Skip to content

frontend_proxy — stream the upstream response instead of buffering

Motivation

The reverse proxy used await client.request(...) which loads the entire upstream response body into memory before returning. SPA dev bundles (source maps, wasm) can be several MB; N concurrent first loads multiplied through the api sidecar's RAM. The behavior was also load-bearing for the 304 short-circuit since request() always buffers — there was no genuine streaming path even in production.

User-facing change

None functionally.
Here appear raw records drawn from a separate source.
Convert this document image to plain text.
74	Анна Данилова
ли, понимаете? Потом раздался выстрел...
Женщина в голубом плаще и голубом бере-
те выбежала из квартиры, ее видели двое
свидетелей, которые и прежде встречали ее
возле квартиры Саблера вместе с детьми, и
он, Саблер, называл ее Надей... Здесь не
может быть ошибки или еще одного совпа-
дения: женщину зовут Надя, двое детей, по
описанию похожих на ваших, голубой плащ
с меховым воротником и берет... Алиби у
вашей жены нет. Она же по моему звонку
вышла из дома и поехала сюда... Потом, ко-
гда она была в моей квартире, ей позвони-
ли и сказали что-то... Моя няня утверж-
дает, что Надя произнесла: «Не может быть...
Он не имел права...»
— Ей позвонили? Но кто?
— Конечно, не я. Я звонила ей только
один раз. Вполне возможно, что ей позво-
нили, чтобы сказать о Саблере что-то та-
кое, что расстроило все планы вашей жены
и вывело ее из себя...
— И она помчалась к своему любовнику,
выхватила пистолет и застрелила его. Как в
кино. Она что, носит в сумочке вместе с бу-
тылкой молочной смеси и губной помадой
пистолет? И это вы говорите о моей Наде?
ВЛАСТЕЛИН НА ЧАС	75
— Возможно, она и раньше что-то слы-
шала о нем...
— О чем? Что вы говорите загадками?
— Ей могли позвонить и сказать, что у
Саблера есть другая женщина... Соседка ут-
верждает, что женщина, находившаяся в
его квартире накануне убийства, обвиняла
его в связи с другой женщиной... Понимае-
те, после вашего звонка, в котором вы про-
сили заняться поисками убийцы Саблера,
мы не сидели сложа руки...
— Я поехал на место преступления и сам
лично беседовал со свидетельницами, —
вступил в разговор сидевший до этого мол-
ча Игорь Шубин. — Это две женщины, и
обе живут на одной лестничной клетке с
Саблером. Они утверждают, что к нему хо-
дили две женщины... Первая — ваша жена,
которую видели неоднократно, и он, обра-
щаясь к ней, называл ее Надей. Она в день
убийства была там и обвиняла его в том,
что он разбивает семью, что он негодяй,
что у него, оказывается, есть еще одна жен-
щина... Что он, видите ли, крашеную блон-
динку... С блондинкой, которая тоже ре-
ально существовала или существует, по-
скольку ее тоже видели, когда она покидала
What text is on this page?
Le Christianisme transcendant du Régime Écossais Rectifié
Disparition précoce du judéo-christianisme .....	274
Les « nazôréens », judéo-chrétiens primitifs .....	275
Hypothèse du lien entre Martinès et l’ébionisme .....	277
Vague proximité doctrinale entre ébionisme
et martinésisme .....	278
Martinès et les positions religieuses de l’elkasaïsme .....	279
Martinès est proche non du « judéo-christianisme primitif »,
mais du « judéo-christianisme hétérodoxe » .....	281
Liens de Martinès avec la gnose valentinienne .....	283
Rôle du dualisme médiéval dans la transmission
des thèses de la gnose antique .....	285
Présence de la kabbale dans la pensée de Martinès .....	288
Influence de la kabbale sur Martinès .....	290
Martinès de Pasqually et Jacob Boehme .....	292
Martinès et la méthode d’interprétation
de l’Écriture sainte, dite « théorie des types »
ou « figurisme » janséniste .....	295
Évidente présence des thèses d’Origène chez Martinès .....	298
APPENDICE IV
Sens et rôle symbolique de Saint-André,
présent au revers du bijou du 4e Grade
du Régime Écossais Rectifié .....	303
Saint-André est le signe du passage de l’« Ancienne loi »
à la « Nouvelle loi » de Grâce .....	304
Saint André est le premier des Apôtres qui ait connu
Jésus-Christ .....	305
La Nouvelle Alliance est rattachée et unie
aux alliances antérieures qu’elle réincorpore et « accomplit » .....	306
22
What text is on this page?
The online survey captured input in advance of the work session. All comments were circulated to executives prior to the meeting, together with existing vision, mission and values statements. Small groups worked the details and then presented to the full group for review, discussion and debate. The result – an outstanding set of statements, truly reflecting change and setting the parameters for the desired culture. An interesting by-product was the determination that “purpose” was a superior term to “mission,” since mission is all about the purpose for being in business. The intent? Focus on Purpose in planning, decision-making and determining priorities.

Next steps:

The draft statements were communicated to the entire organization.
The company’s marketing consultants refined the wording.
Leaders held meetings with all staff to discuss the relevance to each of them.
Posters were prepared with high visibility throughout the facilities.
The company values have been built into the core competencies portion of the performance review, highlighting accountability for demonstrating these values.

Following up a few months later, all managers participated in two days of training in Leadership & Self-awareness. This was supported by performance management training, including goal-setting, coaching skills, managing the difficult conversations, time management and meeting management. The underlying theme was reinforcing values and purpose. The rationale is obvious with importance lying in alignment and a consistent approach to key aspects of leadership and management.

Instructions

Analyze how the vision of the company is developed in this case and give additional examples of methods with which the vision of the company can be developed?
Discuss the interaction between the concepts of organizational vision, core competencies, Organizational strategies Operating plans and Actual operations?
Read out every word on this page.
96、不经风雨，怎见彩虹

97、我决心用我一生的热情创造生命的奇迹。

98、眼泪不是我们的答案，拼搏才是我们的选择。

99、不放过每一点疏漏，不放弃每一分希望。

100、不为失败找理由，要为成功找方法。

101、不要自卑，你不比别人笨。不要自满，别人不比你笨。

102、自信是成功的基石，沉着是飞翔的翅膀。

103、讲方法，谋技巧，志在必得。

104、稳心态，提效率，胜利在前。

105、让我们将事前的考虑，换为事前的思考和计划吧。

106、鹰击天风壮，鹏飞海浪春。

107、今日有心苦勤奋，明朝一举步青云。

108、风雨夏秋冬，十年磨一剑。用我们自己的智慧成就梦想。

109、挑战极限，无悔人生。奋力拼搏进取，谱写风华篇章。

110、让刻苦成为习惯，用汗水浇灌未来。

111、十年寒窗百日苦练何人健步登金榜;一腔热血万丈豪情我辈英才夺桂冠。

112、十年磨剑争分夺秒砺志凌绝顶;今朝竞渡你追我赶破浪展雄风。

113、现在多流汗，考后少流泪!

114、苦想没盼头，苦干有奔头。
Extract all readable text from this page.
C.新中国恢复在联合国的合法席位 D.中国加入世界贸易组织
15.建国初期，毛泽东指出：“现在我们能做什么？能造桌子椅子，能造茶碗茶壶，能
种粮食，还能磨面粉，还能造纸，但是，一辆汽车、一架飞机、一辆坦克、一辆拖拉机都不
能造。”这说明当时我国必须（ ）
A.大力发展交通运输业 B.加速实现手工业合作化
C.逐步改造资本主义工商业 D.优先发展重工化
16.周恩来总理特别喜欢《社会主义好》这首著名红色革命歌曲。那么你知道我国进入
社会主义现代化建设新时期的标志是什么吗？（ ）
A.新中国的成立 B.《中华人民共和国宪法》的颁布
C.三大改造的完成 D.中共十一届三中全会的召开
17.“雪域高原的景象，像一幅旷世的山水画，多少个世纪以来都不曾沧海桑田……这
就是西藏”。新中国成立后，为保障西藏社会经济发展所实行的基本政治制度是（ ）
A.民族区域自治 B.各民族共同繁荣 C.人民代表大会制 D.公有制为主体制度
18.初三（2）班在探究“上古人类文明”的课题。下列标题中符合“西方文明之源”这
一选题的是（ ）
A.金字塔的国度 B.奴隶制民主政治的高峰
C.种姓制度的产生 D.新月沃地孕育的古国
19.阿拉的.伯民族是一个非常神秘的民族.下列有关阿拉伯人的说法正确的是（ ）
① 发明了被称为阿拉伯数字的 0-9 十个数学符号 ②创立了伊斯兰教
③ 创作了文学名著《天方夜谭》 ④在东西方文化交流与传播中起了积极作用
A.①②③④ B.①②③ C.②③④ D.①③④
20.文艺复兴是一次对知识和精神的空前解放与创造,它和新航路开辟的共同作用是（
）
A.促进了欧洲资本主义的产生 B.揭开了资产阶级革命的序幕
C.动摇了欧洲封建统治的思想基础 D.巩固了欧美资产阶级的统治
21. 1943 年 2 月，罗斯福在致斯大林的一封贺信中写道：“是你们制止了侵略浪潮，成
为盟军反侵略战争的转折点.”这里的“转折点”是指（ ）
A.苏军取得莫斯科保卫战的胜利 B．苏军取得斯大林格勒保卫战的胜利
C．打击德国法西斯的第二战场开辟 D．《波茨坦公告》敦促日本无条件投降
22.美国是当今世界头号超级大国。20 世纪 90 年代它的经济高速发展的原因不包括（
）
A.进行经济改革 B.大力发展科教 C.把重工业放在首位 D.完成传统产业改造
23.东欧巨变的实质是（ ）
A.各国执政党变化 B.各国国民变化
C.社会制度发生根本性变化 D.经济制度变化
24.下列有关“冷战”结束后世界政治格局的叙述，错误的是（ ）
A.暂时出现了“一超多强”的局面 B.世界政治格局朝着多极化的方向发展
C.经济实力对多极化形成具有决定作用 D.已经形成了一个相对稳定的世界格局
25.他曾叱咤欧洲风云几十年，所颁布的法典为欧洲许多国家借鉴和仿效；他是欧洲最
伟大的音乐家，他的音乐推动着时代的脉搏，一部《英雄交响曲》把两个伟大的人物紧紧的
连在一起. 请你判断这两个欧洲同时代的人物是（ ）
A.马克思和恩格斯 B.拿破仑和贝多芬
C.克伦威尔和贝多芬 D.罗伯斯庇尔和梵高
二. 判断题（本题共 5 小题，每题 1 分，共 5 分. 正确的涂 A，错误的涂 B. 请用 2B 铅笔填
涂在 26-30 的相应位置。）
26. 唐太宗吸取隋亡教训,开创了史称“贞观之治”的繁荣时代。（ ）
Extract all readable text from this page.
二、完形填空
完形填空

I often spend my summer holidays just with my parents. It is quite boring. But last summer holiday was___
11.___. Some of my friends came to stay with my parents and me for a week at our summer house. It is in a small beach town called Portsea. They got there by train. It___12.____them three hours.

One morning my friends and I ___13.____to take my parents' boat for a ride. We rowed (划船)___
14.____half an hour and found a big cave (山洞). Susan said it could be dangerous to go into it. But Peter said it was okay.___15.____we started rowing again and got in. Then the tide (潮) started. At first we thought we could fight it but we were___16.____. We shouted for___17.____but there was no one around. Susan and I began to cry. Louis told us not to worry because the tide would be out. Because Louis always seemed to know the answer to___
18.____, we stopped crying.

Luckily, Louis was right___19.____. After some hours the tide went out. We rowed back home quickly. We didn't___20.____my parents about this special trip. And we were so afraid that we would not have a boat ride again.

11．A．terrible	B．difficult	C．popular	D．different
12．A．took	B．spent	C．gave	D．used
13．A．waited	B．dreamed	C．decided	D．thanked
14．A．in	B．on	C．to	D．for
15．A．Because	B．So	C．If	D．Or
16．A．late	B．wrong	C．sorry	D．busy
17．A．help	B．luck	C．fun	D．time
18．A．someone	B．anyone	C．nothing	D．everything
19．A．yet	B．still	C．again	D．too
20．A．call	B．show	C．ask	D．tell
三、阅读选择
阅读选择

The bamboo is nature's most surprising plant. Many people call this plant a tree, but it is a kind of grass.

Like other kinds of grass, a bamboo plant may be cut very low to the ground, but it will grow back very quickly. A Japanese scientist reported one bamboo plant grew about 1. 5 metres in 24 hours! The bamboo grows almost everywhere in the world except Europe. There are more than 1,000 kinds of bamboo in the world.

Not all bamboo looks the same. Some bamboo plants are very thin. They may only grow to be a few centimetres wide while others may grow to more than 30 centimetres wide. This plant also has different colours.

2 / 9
Lower api sidecar RAM under concurrent first loads and the time-to-first-byte is now bounded by the frontend nginx response start instead of the full asset length.

API / IaC diff

  • api/routes/frontend_proxy.py
  • Switched from await client.request(...) to client.build_request(...) + await client.send(req, stream=True).
  • Returns a StreamingResponse(_body_iter()) whose generator pipes upstream_resp.aiter_raw() chunks straight through and runs upstream_resp.aclose() in a finally so the upstream connection always returns to the pool even on early client disconnects.
  • 304 path still emits an empty body but now explicitly await upstream_resp.aclose() before returning.
  • api/tests/test_security_audit_bundle.py
  • _RecordingAsyncClient stub updated to mirror the new contract (build_request + send returning a ByteStream-backed response).

Validation

  • uv run pytest -q api/tests/test_security_audit_bundle.py — 9 passed.
  • uv run ruff check api/routes/frontend_proxy.py api/tests/test_security_audit_bundle.py — clean.